UPDATE: Looks like they haven't yet, bummer, and doesn't seem to have much traction either. They redirect to discord, but AFAIK that doesn't have a way to make a feature request directly?
https://github.com/zed-industries/zed/discussions/47593
If I saw this editor a year ago I would have jumped on it. In today's AI focused development it's not worth the hassle for me to learn new shortcuts and UI layout.
The demo video voice felt super AI generated. Which it many ways felt like it was going against the target audience, people that still code by using an editor and it's shortcuts.
i'm very new to coding (6 months?)
i started with vs ode, then quickly switched to antigravity and felt it was so much less bloated than vscode.
then i tried zed, and i've never looked back. i don't think i've "loved" a software product this much. it looks super clean and so intentional.

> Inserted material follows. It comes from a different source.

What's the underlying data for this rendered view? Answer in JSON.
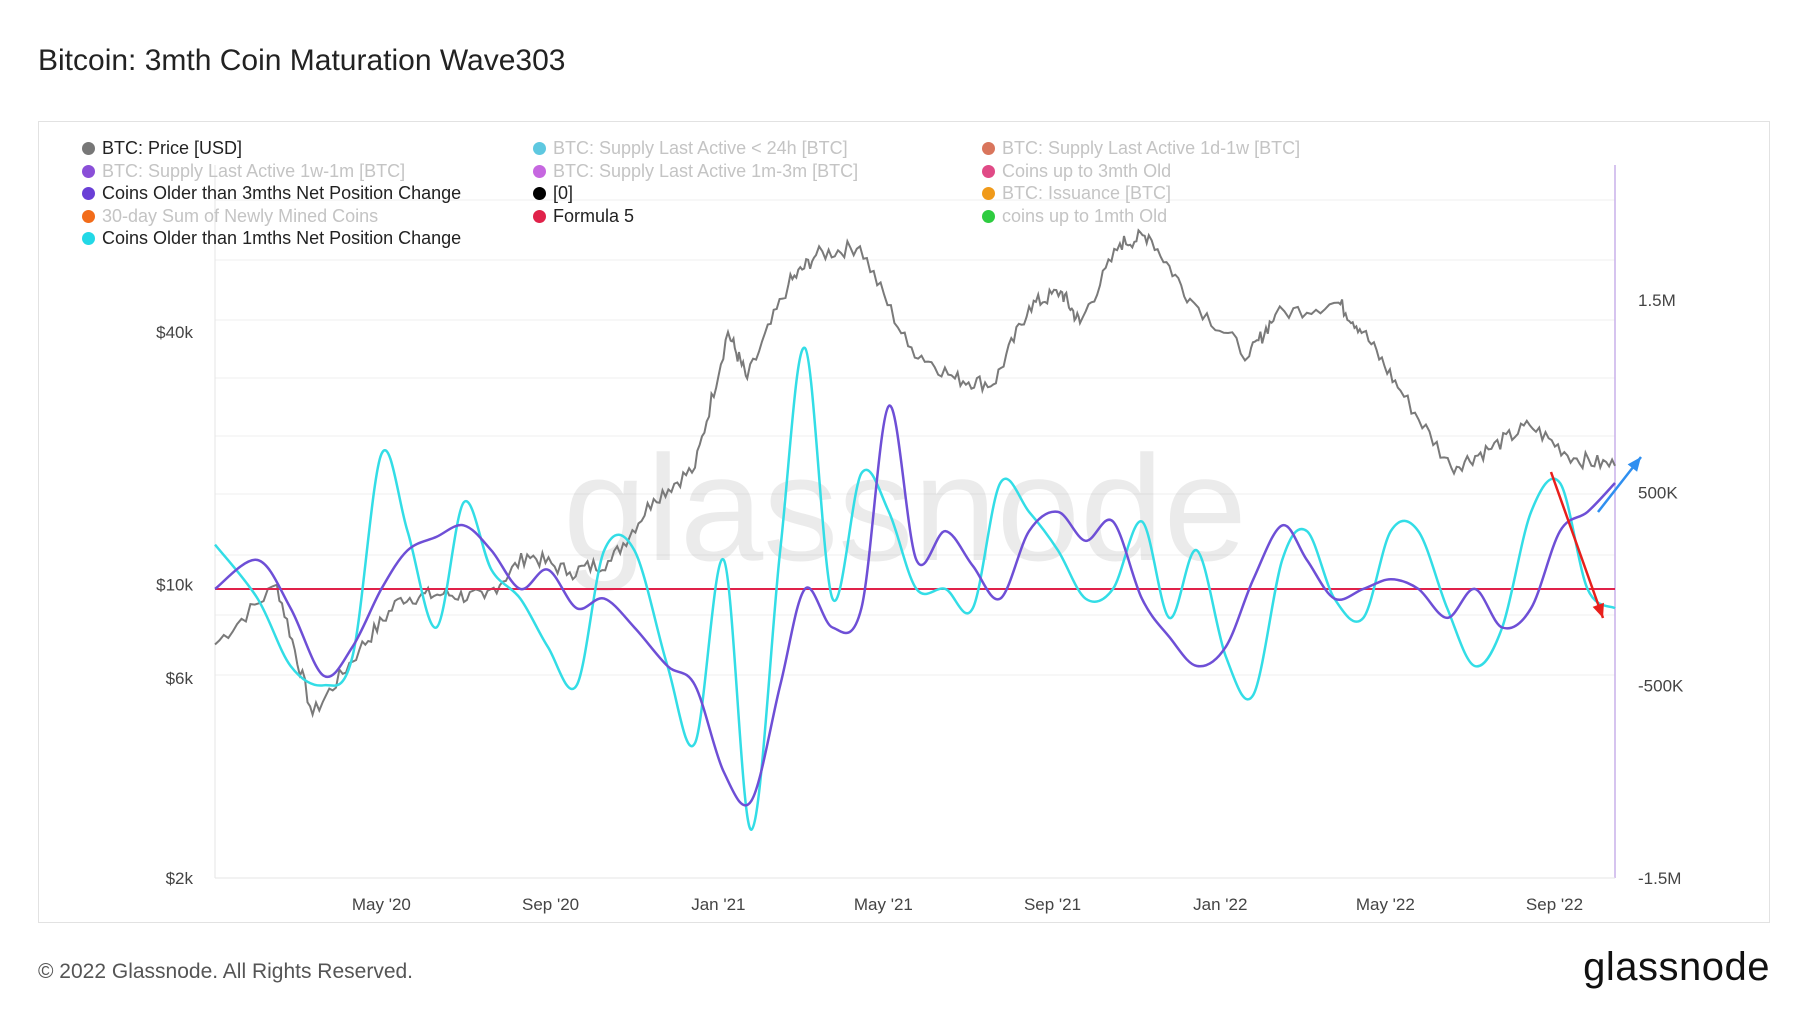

thanks for making this, and making this available for free.
i bet there will be a huge group of developers looking up to zed as a quality benchmark. i certainly am.
Congrats to the team! Fantastic editor, it really brought me joy after years of VSCode/Cursor. I love how it's crafted, you can feel the soul behind each decision.
What I love:
- the speed, of course
- the high consistency between features, tabs, and panes, while Cursor looks like a crumbly assemblage of plugins. At first I was worried about the lack of plugins, but Zed made me realize you don't need many
- the visual elegance: the padding, the proportions... It reminds me of the best of JetBrains (though I haven't used their products in years). It feels closer to the IDEs I used in the past (for Java or C#), in the sense that it seems to encompass everything you need, without the heaviness.
- the numerous keyboard shortcuts, often displayed visibly, which makes them easier to remember
- the transparency of their roadmap and their velocity: now that we finally have the vertical git diff as promised, my doubts are gone!
Truly one of my favorite pieces of dev software in 15 years.
Zed's strongest argument has always been that editor performance still matters. It is easy to forget how much a fast, quiet tool changes the feel of a full workday.
I’ve tried it multiple times, but the performance issues on different Macs are too significant to ignore. I appreciate responsive UI, but I also prioritize sufficient battery life.
Your downloads are broken for M1 pro Macbook. Both homebrew and site downloads are unable to be installed
Congrats to the Zed team for building the best modern editor I have ever used. I subscribe to the monthly plan just to give you guys the funding you need, even if my funding is a tiny drop in the bucket. I always wanted a feature rich alternative to Sublime Text that can run anywhere and do basically anything I need from it. I've use JetBrains IDEs for years (been subscribed annually since 2017), but since Zed I havent really opened any of those IDEs in a long time, other than maybe Rider but that's due to C# nuances I needed to work with.